The graph above indicated employees in the category_2 have a significantly higher previous experienced as compared to those in category_1 and category_3.

#fit the one-way ANOVA model
model1 <- aov(Prev.Exp~ Jobcat, data = salary)

#view the model output
summary(model1)
             Df  Sum Sq Mean Sq F value Pr(>F)    
Jobcat        2 1176388  588194   69.36 <2e-16 ***
Residuals   472 4002863    8481                   
---
Signif. codes:  0 '***' 0.001 '**' 0.01 '*' 0.05 '.' 0.1 ' ' 1

From the results above, it is evident that there is a statistically significant difference in the average previous experience across the three job categories as indicated by the p-value of approximately 0.0001.

Post hoc analysis

library(multcomp)
plot(TukeyHSD(aov(Prev.Exp ~ Jobcat, data = salary)),las=1)

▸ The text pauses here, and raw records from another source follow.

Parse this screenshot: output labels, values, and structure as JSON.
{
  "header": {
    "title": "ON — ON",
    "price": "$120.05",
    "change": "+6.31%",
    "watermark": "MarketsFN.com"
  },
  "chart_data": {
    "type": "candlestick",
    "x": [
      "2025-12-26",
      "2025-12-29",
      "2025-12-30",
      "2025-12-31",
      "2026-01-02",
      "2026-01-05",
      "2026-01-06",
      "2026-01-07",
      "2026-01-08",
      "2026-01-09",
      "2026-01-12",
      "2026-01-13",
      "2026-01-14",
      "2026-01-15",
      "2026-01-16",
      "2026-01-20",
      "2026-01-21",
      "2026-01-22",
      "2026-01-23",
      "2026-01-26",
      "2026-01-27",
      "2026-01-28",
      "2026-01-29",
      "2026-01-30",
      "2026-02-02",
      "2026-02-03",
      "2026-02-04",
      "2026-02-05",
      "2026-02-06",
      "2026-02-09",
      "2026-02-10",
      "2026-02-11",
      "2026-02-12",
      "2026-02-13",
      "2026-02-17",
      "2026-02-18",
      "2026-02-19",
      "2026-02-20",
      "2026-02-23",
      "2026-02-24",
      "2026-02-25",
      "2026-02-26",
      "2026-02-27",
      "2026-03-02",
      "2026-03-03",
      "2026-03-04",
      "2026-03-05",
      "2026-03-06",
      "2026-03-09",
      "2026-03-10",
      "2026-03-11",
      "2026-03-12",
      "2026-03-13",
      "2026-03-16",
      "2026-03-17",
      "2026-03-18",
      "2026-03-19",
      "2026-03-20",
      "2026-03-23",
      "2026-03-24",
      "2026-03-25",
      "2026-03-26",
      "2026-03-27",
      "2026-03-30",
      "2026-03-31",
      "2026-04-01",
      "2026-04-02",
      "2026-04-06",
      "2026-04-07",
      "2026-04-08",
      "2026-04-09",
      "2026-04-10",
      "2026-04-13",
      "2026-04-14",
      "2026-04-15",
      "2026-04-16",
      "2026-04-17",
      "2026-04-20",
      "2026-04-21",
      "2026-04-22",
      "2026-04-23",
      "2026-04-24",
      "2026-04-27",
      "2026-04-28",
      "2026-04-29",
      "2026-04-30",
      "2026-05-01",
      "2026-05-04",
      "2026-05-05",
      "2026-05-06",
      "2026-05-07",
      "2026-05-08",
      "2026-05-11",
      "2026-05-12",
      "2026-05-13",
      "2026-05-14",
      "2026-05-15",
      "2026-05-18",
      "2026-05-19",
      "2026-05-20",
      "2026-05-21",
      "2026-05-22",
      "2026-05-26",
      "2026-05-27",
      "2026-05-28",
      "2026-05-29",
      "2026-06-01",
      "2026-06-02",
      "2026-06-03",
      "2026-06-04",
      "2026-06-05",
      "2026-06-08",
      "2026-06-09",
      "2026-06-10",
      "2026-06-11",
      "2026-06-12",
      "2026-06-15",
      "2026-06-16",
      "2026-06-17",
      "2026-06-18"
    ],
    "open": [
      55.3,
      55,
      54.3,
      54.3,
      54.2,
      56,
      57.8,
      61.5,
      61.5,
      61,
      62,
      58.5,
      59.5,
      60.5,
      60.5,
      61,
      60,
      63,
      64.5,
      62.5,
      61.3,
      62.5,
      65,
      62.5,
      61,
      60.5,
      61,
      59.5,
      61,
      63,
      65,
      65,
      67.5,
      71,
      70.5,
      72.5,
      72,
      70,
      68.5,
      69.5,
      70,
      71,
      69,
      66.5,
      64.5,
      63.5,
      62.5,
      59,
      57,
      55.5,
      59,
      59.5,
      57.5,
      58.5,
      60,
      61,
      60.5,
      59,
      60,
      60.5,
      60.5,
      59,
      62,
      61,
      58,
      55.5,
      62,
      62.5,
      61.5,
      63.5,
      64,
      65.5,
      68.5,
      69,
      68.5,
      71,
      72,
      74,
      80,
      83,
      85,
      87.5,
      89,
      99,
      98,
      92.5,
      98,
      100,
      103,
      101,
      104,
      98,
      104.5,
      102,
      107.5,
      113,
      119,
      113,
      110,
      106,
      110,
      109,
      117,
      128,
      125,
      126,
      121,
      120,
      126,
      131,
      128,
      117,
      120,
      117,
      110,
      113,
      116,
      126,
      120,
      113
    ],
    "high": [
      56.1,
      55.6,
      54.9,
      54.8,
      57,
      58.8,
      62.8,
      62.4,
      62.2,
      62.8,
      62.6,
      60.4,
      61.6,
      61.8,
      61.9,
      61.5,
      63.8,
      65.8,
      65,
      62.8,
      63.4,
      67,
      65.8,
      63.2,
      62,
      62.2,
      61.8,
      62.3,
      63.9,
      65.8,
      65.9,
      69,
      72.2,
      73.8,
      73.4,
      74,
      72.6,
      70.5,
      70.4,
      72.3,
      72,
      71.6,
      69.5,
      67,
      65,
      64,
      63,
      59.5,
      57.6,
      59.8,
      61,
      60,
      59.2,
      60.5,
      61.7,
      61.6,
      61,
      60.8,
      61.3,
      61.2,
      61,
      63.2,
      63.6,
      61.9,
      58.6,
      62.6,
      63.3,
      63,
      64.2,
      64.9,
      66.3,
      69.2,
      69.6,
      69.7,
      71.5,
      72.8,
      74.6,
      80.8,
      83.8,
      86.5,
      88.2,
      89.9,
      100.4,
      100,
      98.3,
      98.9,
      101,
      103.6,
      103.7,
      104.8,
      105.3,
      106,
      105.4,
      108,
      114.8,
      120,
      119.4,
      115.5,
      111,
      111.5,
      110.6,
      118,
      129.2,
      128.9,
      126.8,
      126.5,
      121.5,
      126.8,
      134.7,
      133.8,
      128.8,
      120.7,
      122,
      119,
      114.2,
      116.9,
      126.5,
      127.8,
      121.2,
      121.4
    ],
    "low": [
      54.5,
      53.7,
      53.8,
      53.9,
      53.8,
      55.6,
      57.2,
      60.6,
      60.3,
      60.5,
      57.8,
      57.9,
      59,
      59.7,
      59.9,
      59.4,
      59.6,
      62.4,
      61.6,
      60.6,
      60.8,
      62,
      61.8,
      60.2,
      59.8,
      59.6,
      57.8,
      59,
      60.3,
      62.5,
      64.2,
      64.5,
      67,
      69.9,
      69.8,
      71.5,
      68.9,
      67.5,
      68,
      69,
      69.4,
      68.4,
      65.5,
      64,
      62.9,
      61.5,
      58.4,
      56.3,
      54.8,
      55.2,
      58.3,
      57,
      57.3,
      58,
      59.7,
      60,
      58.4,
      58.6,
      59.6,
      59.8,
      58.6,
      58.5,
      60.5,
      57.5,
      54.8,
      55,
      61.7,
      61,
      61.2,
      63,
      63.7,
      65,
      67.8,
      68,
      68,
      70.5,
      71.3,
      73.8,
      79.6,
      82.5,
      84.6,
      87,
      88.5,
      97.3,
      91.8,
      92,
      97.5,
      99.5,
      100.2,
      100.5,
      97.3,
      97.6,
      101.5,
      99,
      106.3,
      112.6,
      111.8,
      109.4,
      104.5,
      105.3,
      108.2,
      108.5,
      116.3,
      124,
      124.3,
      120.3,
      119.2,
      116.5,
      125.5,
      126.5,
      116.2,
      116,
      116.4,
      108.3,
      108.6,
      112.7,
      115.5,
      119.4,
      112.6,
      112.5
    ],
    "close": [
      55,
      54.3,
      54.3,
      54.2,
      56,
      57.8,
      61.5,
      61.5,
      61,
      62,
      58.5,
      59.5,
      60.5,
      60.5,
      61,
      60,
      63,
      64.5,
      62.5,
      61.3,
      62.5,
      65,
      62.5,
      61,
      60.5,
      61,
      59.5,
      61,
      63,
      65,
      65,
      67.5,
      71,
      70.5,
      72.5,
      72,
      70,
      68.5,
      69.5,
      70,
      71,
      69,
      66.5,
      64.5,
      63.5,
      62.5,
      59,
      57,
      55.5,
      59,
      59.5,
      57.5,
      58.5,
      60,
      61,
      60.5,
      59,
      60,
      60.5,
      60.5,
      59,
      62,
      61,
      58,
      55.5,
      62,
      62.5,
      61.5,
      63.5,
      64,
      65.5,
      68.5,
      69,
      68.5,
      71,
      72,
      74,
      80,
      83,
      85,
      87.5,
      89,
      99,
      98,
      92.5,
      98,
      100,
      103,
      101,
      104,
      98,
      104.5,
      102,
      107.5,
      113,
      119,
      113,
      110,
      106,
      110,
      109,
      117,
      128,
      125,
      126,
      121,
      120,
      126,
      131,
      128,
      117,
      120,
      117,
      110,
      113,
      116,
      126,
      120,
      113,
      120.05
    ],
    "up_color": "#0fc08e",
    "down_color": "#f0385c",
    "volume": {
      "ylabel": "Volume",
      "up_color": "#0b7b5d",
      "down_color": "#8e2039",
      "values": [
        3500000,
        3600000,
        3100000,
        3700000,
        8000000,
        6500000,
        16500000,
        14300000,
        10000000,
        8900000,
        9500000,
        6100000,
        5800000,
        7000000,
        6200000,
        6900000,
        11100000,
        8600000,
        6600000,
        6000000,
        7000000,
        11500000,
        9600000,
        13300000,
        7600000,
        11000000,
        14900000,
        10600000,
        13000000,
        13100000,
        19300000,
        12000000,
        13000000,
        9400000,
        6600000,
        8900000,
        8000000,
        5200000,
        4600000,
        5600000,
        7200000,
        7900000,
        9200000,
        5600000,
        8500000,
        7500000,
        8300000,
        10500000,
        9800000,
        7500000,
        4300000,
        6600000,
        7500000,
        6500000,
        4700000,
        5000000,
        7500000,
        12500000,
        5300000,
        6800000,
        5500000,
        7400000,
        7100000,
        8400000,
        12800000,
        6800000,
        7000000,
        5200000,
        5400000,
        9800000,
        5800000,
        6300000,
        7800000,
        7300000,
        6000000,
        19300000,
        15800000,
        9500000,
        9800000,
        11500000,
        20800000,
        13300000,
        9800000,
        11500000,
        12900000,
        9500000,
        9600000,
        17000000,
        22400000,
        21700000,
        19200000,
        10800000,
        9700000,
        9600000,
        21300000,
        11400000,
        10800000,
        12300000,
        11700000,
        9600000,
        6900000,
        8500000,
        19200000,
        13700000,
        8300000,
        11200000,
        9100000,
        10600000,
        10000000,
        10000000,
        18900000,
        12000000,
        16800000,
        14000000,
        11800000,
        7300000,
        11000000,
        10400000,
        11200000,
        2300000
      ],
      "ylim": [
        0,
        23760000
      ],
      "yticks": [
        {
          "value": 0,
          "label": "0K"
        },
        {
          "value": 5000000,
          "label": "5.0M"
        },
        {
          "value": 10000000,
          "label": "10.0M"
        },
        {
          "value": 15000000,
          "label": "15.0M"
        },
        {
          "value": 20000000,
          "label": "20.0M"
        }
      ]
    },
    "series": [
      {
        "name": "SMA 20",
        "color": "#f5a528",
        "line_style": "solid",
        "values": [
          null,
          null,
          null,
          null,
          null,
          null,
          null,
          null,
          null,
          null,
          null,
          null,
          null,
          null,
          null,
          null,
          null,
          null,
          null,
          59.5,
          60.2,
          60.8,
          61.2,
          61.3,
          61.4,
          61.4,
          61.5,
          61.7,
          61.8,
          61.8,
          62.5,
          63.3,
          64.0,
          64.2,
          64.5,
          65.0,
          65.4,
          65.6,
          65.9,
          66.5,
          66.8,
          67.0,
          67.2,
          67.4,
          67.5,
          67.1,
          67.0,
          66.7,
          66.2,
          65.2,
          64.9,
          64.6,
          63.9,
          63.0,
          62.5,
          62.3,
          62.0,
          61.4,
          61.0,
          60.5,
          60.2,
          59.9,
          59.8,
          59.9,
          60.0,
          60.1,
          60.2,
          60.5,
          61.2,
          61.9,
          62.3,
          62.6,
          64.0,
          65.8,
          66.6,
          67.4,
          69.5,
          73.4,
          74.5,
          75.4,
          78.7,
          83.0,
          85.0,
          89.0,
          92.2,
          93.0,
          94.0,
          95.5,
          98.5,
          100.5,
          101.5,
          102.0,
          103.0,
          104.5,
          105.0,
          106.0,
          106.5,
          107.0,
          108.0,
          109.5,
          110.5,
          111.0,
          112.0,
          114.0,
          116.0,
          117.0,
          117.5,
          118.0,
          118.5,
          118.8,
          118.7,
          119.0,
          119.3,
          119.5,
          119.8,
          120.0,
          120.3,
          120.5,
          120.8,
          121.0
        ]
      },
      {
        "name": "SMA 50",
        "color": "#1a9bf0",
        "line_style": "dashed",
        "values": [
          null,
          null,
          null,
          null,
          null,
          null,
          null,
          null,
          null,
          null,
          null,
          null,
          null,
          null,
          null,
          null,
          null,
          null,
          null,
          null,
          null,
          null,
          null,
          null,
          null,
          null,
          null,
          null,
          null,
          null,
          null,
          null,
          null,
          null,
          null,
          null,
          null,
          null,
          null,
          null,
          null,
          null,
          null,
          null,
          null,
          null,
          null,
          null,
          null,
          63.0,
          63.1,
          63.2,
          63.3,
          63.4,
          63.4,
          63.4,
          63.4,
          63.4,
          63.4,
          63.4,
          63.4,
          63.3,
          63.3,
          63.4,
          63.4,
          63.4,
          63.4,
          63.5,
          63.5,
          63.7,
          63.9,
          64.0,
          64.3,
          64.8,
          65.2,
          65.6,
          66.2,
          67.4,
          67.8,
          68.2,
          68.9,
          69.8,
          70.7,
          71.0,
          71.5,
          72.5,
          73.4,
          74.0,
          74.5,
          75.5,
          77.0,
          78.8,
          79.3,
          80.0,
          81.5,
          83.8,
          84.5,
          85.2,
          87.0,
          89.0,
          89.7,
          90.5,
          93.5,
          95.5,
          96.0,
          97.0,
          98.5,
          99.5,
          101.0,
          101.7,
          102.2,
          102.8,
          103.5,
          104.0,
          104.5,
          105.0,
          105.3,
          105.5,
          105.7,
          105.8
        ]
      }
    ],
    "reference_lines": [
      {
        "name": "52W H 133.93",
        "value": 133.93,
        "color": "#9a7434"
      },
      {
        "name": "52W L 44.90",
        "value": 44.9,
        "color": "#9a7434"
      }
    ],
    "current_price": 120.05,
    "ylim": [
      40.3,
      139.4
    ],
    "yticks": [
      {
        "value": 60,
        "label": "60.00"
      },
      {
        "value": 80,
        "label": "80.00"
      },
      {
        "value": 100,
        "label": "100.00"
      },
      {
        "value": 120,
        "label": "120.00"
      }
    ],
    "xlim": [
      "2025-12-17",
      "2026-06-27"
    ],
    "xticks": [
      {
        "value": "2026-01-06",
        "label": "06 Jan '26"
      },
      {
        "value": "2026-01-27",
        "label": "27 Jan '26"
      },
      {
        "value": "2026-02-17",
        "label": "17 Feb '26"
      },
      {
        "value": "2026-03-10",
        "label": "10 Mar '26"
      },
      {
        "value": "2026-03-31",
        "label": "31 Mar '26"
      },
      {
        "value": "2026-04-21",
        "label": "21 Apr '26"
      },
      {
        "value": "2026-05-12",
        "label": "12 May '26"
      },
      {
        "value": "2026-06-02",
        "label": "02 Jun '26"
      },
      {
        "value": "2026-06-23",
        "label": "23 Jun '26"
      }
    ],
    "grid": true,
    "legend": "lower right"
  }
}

8. Type up a paragraph (or more) discussing the results of your analysis, including at least two conclusions you can make. Recall that you are addressing individuals who may know little about statistics. As a result, you will have to explain in layman’s terms what you have studied and concluded.

An ANOVA, or analysis of variance, is a statistical test used to compare the means of two or more groups. In this case, the ANOVA results indicates that the average salary and previous experience varied significantly across job categories. This means that there are statistically significant differences in the average salary and previous experience between the different job categories.

One possible conclusion we can draw from these results is that certain job categories may require more experience or qualifications, and therefore offer higher salaries. Another possible conclusion is that there may be a disparity in pay and experience across different job categories, which could be further investigated to ensure fair compensation and hiring practices. In other words, job categories are not equal in terms of compensation and experience, and that there may be underlying factors that contribute to these differences. Further, it is possible to note that the differences among the job categories are not due to chance. The small p value (<0.001) also supports this conclusion. These results suggest that the job categories are a significant factor in determining salary and previous experience, and that further investigation may be needed to understand why these differences exist.